JMP Genomics vs. Open Source Software for Teaching
Apr 18, 2008 9:30 AM
I had an interesting conversation with a longtime JMP Genomics user the other day about open source vs. commercial software after (yet another) query from a prospect about what makes JMP Genomics different from free genomics software tools. This may be a controversial topic, and there are plenty who won’t agree with what I write. However, this user’s opinion on the subject resonated with my own opinions and those of many here at JMP and SAS who work hard to make our commercial software products worth the money that customers pay for them. This user is a longtime SAS programmer who is under considerable pressure from many sides to convert over to using open source R to do her data analysis. Despite a limited budget for software purchase, she spends much of it on SAS software.
This particular user loves the straightforward visualizations of large data sets that JMP Genomics offers as standard outputs. I liked how she called this part of array analysis the Sesame Street analysis – as in, "Which of these things is not like the other?" The easy-to-use, interconnected 2-D and 3-D PCA plots, scatterplots, boxplots and kernel density estimate plots make it simple for biologists to select potential outliers directly in one plot and see where that group of data lies in the other plots. This allows direct visualization of data and informs decisions about data quality prior to proceeding to comprehensive downstream data analysis. This particular strength of JMP Genomics comes from the amazing visualization capabilities in JMP, in particular the linking among different types of visualizations to a common data table, and greatly complements the raw processing power of SAS running behind the scenes.
In downstream analysis, this joint visualization and selection allows users to directly select subsets in the cluster heat map, and then visualize those points in the volcano plots, or look at particular genes in a separate data table. Coloring among cluster diagrams and volcano plots is also consistent, allowing users to make visual inferences about mean relationships when looking at sets of significant differences. JMP and SAS already make a great combination, and the integration is only going to get better, judging from what I have already seen of the impressive new feature sets of prerelease JMP 8 and just-released SAS 9.2.
On using R for her own research data analysis, this user commented that one of her main reservations is that R modules can be written by any programmer, leaving doubts in her mind about the assumptions of the programmer writing the code, the numeric accuracy of the calculations, and how well the code has been tested. In some cases, the code may be very good and well tested, but in other cases it may be unstable and contain errors.
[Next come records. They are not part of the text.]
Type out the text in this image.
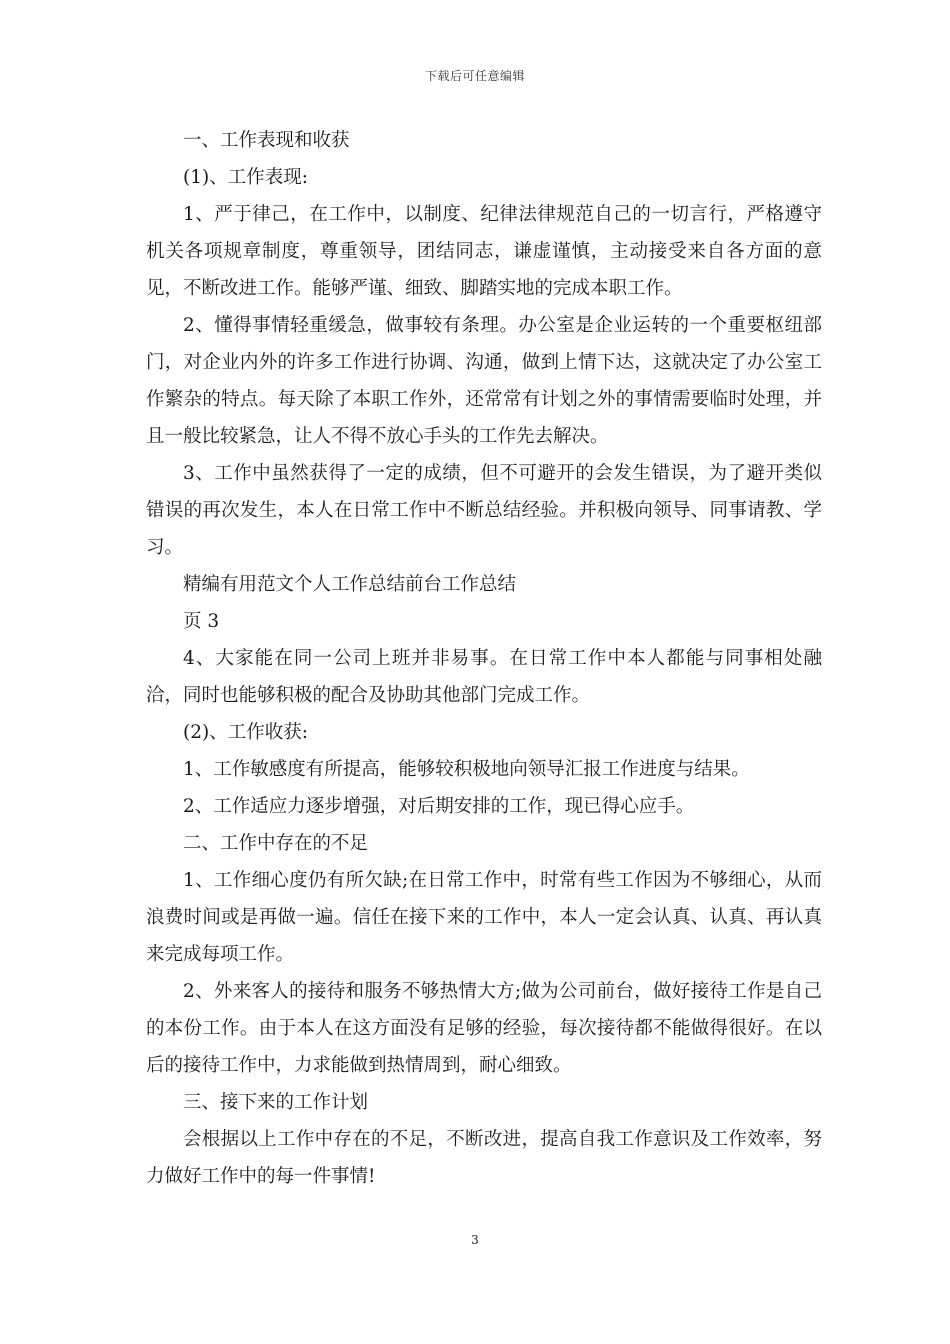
下载后可任意编辑

一、工作表现和收获

(1)、工作表现:

1、严于律己，在工作中，以制度、纪律法律规范自己的一切言行，严格遵守机关各项规章制度，尊重领导，团结同志，谦虚谨慎，主动接受来自各方面的意见，不断改进工作。能够严谨、细致、脚踏实地的完成本职工作。

2、懂得事情轻重缓急，做事较有条理。办公室是企业运转的一个重要枢纽部门，对企业内外的许多工作进行协调、沟通，做到上情下达，这就决定了办公室工作繁杂的特点。每天除了本职工作外，还常常有计划之外的事情需要临时处理，并且一般比较紧急，让人不得不放心手头的工作先去解决。

3、工作中虽然获得了一定的成绩，但不可避开的会发生错误，为了避开类似错误的再次发生，本人在日常工作中不断总结经验。并积极向领导、同事请教、学习。

精编有用范文个人工作总结前台工作总结

页 3

4、大家能在同一公司上班并非易事。在日常工作中本人都能与同事相处融洽，同时也能够积极的配合及协助其他部门完成工作。

(2)、工作收获:

1、工作敏感度有所提高，能够较积极地向领导汇报工作进度与结果。

2、工作适应力逐步增强，对后期安排的工作，现已得心应手。

二、工作中存在的不足

1、工作细心度仍有所欠缺;在日常工作中，时常有些工作因为不够细心，从而浪费时间或是再做一遍。信任在接下来的工作中，本人一定会认真、认真、再认真来完成每项工作。

2、外来客人的接待和服务不够热情大方;做为公司前台，做好接待工作是自己的本份工作。由于本人在这方面没有足够的经验，每次接待都不能做得很好。在以后的接待工作中，力求能做到热情周到，耐心细致。

三、接下来的工作计划

会根据以上工作中存在的不足，不断改进，提高自我工作意识及工作效率，努力做好工作中的每一件事情!

3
This user’s opinion was that if she switched over to using R, she would feel obligated to check and test the code herself to make sure that it was in fact giving the accurate results she was depending on. She commented that she loves the fact that PROC MIXED is running beneath the JMP Genomics ANOVA and Mixed Model processes because she can be sure about the accuracy of the numeric calculations without needing to check and recheck the results.
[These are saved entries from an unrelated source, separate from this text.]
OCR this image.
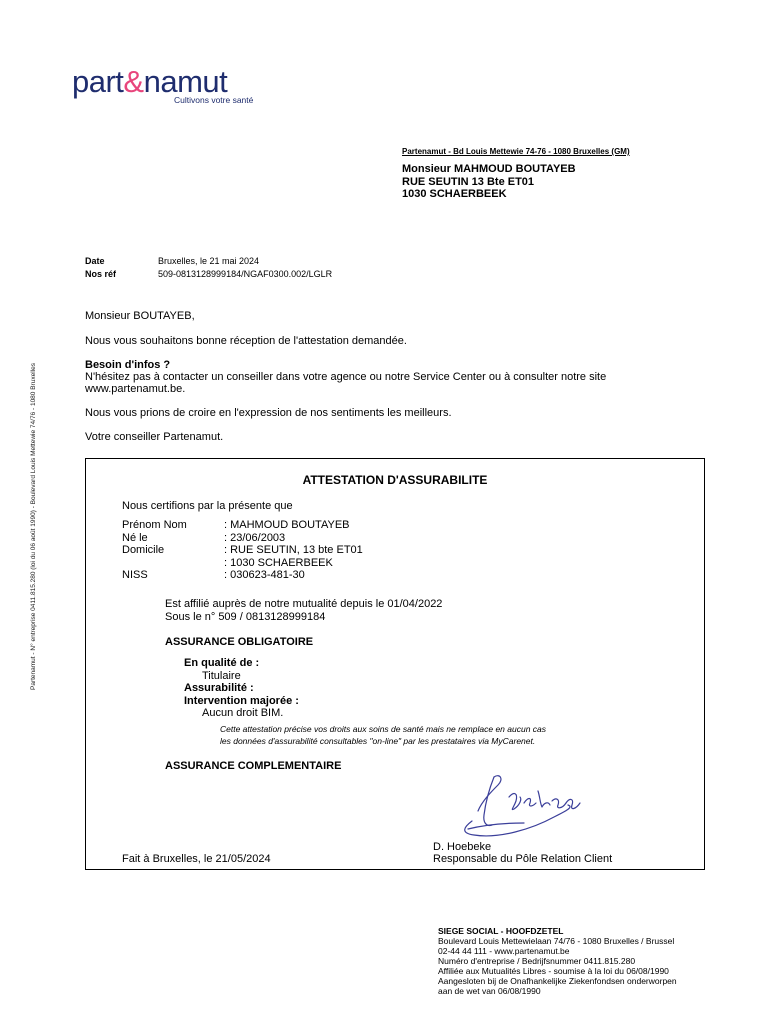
part&namut
Cultivons votre santé
Partenamut - Bd Louis Mettewie 74-76 - 1080 Bruxelles (GM)
Monsieur MAHMOUD BOUTAYEB
RUE SEUTIN 13 Bte ET01
1030 SCHAERBEEK
Date	Bruxelles, le 21 mai 2024
Nos réf	509-0813128999184/NGAF0300.002/LGLR
Partenamut - N° entreprise 0411.815.280 (loi du 06 août 1990) - Boulevard Louis Mettewie 74/76 - 1080 Bruxelles
Monsieur BOUTAYEB,
Nous vous souhaitons bonne réception de l'attestation demandée.
Besoin d'infos ?
N'hésitez pas à contacter un conseiller dans votre agence ou notre Service Center ou à consulter notre site
www.partenamut.be.
Nous vous prions de croire en l'expression de nos sentiments les meilleurs.
Votre conseiller Partenamut.
ATTESTATION D'ASSURABILITE
Nous certifions par la présente que
Prénom Nom	: MAHMOUD BOUTAYEB
Né le	: 23/06/2003
Domicile	: RUE SEUTIN, 13 bte ET01
: 1030 SCHAERBEEK
NISS	: 030623-481-30
Est affilié auprès de notre mutualité depuis le 01/04/2022
Sous le n° 509 / 0813128999184
ASSURANCE OBLIGATOIRE
En qualité de :
Titulaire
Assurabilité :
Intervention majorée :
Aucun droit BIM.
Cette attestation précise vos droits aux soins de santé mais ne remplace en aucun cas
les données d'assurabilité consultables "on-line" par les prestataires via MyCarenet.
ASSURANCE COMPLEMENTAIRE
D. Hoebeke
Fait à Bruxelles, le 21/05/2024	Responsable du Pôle Relation Client
SIEGE SOCIAL - HOOFDZETEL
Boulevard Louis Mettewielaan 74/76 - 1080 Bruxelles / Brussel
02-44 44 111 - www.partenamut.be
Numéro d'entreprise / Bedrijfsnummer 0411.815.280
Affiliée aux Mutualités Libres - soumise à la loi du 06/08/1990
Aangesloten bij de Onafhankelijke Ziekenfondsen onderworpen
aan de wet van 06/08/1990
Although this user is a dedicated SAS programmer, she uses JMP Genomics as a teaching tool. She feels that teaching biologists who are not familiar with programming to write code for analysis of genomic data with command-line tools consumes too much valuable time in a semester-long course. For example, the exercise of filtering a data table for missing values took students 25 minutes to navigate through using R, but required just a couple of minutes using the Select Where function in JMP Genomics. This is only one of many examples of the relative ease of directing such students to manipulate data with JMP Genomics. However, if students are interested in seeing the open SAS macro code that lies behind a given JMP Genomics process, she is more than happy to walk students through the code and provide an additional learning experience.
I have more notes from this particular conversation. Anyone who knows me knows that I fill notebooks on a regular basis – and have been awaiting the release of a new text capture pen, which captures handwriting on regular paper, for over a year. I am glad to report that it’s finally available and I’ve ordered one! It’s nice to know that this should speed up the process of capturing my copious handwritten notes on topics such as these into blog-ready text.